On that day, many marched back to their homes and villages on foot. It was like waves of human beings were flocking back to their land of which they were deprived by the “Israeli” occupation.
“My aunt shows in one of the videos on that day,” Amal said.
Amal was a kid at the time, but she knows the stories by heart. She has been listening to these stories for 20 years now, and today she turns 30. She was born on this same day only 10 years before the “Israeli” so-called invincible army withdrew from Lebanon.
“Many took to the streets, dancing, chanting, embracing each other and tossing rice and flowers in the air in celebration. I was a kid but I still vaguely remember how we were standing at the doorsteps of our house and people were celebrating; my aunt shows in one of the videos dancing and throwing flowers right in front of our house.”
Sara, for her part, was the daughter of an agent who worked for the “Israeli” occupation in its Lahed Army, or what was known as the SLA [South Lebanon Army]. It was an army in which Lebanese people were hired to help the “Israeli” occupation, and hence it was an army of national traitors. Sara wanted to speak anonymously; it still bothers her that her father was a traitor and an agent who worked for the “Israeli” occupation.
“I cannot hide from the past, and I cannot forget that he is my father. We were so scared when the ‘Israelis’ fled and people said we will be killed and humiliated by Hezbollah, but until this day none of the Hezbollah people did us wrong. The only one humiliated was my father, when he fled to the Galilee camp and later told us how badly they were treated until he managed to leave to Canada after a few weeks of ill treatment and lack of any basic needs or respect,” Sara described.

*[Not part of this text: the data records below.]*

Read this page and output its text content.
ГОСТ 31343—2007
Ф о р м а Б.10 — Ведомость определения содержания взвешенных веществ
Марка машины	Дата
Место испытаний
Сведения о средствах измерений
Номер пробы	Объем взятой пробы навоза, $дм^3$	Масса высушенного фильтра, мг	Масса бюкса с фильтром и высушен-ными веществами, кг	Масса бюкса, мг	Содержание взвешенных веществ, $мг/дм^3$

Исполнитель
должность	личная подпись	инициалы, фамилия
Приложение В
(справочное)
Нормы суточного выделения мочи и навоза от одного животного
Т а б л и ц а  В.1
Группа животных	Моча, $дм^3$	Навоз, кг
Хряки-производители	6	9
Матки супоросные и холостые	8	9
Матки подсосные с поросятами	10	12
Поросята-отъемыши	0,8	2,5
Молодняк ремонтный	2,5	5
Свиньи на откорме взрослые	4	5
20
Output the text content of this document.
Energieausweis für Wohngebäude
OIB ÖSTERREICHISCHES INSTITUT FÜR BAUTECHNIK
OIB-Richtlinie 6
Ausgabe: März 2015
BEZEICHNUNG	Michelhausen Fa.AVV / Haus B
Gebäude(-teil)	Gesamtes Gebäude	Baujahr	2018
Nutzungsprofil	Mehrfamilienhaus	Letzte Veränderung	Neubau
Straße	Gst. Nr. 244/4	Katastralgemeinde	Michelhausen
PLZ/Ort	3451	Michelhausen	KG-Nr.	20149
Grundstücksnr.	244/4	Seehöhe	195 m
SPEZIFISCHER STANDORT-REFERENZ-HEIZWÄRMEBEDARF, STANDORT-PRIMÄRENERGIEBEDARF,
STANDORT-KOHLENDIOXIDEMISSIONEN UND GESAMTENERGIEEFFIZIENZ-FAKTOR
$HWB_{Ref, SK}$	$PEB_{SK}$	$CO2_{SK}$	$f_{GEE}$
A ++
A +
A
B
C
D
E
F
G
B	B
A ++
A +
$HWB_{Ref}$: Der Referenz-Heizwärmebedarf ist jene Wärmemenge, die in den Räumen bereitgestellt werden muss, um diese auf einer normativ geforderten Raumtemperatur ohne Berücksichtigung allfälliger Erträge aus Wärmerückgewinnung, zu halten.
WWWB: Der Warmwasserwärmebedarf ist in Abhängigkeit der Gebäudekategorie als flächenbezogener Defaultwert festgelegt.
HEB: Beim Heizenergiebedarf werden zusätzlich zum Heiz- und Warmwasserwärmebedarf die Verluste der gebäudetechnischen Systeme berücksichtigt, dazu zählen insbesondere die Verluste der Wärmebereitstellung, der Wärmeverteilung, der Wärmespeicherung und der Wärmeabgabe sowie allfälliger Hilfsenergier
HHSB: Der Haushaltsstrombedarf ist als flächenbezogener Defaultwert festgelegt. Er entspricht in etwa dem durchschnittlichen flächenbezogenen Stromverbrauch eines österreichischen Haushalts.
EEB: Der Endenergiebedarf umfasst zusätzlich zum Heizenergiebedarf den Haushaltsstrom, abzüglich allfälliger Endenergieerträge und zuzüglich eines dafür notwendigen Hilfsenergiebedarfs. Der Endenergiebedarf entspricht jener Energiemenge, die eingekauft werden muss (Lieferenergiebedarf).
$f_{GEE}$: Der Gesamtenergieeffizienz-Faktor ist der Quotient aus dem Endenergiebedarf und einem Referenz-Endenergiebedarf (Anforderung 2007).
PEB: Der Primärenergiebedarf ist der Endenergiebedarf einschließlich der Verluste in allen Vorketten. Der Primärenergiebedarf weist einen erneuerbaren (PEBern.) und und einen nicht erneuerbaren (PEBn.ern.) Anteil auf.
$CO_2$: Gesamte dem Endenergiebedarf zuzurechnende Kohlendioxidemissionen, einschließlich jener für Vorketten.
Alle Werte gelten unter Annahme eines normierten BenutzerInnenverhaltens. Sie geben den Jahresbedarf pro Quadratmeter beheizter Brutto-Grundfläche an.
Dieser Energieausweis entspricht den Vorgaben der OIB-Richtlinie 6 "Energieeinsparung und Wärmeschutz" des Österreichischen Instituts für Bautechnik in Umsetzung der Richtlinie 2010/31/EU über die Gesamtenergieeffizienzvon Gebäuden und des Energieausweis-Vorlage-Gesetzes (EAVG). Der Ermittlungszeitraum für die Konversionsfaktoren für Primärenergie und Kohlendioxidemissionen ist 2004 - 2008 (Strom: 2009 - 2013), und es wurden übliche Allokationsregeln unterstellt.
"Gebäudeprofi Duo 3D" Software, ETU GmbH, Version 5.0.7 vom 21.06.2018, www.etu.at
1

She went on to say “He later came to Lebanon and was jailed for three years because of cooperating with the ‘Israeli’ occupation army.”

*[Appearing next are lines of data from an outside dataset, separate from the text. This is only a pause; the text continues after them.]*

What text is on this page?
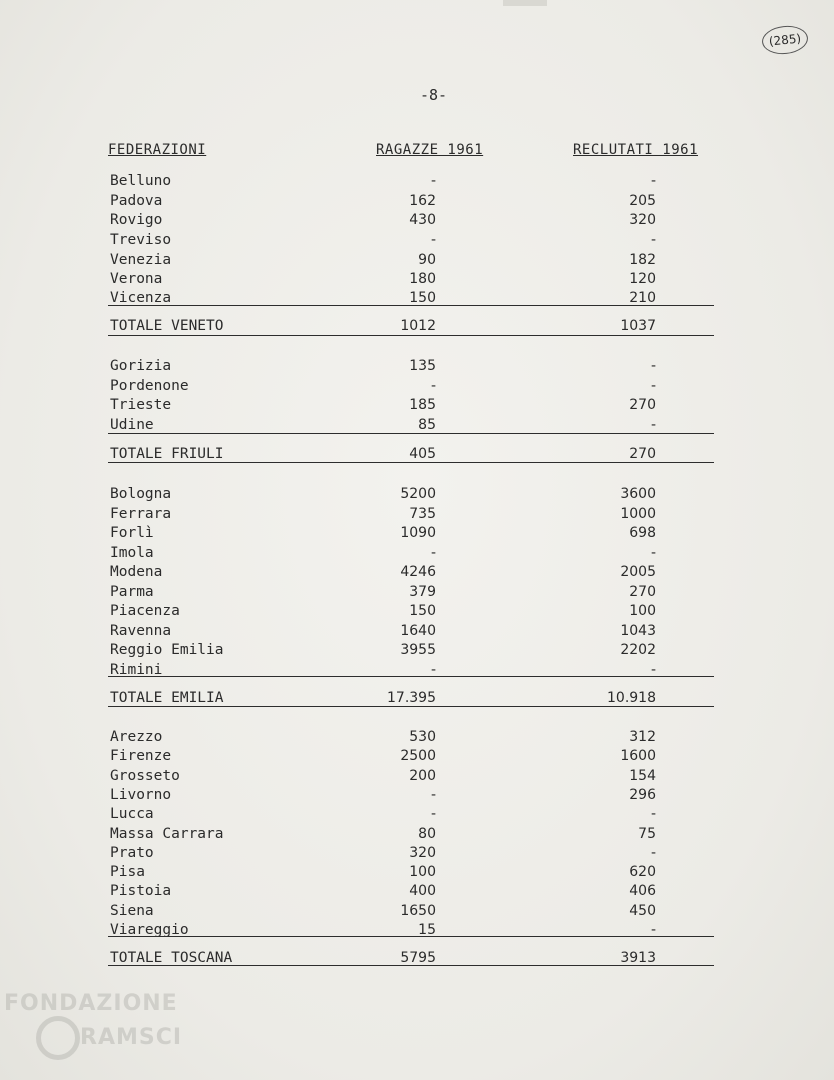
(285)
-8-
FEDERAZIONI	RAGAZZE 1961	RECLUTATI 1961
Belluno	-	-
Padova	162	205
Rovigo	430	320
Treviso	-	-
Venezia	90	182
Verona	180	120
Vicenza	150	210
TOTALE VENETO	1012	1037
Gorizia	135	-
Pordenone	-	-
Trieste	185	270
Udine	85	-
TOTALE FRIULI	405	270
Bologna	5200	3600
Ferrara	735	1000
Forlì	1090	698
Imola	-	-
Modena	4246	2005
Parma	379	270
Piacenza	150	100
Ravenna	1640	1043
Reggio Emilia	3955	2202
Rimini	-	-
TOTALE EMILIA	17.395	10.918
Arezzo	530	312
Firenze	2500	1600
Grosseto	200	154
Livorno	-	296
Lucca	-	-
Massa Carrara	80	75
Prato	320	-
Pisa	100	620
Pistoia	400	406
Siena	1650	450
Viareggio	15	-
TOTALE TOSCANA	5795	3913
FONDAZIONE
RAMSCI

The 2000 liberation of Lebanon was a turning point in the history of Lebanon and the region, from which people and societies can draw lessons and inspiration. Western media attempts across the years are crystal clear, trying to misrepresent history or hide the told and untold stories. But facts cannot be concealed. The stories of the people, the marching of the people on foot all the way to the South, the videos and the photos and audio-visual history, the tears of joy and longing, the blood of the martyrs and the some 150 Khiam Lebanese detainees whose scars still speak of “Israeli” torture cannot be buried.
It was the resistance fighters and the people who hand in hand liberated their land. As Timor Goksel, former spokesman and senior advisor to UNIFIL had said once on the popular move: "Back in 2000, it was the march of the people before the Liberation which amazed me the most...The starting point was in the village of Kantara towards the village of Taybe. Hundreds of children, women, and men marched towards freedom."
In 1979, Goksel was assigned as Press Information Officer/Spokesman to UNIFIL at South Lebanon’s Nakoura and later became a Senior Adviser of UNIFIL in 1995.
Goksel said that historically, “Israel” never left a country without something in return, but this only time was a withdrawal for nothing in return; that's why this time it was a success.
Hence, what speaks stronger than all these memories is the fact that the once unbeatable “Israeli” army faces a deterrence power in the region imposed by the Lebanese resistance. And so, 2000 was not only a memory in the minds and hearts of the people with stories told and some others untold. May 25 2000 is a day when the political, military and strategic equations in the Lebanon, the region and the entire world changed.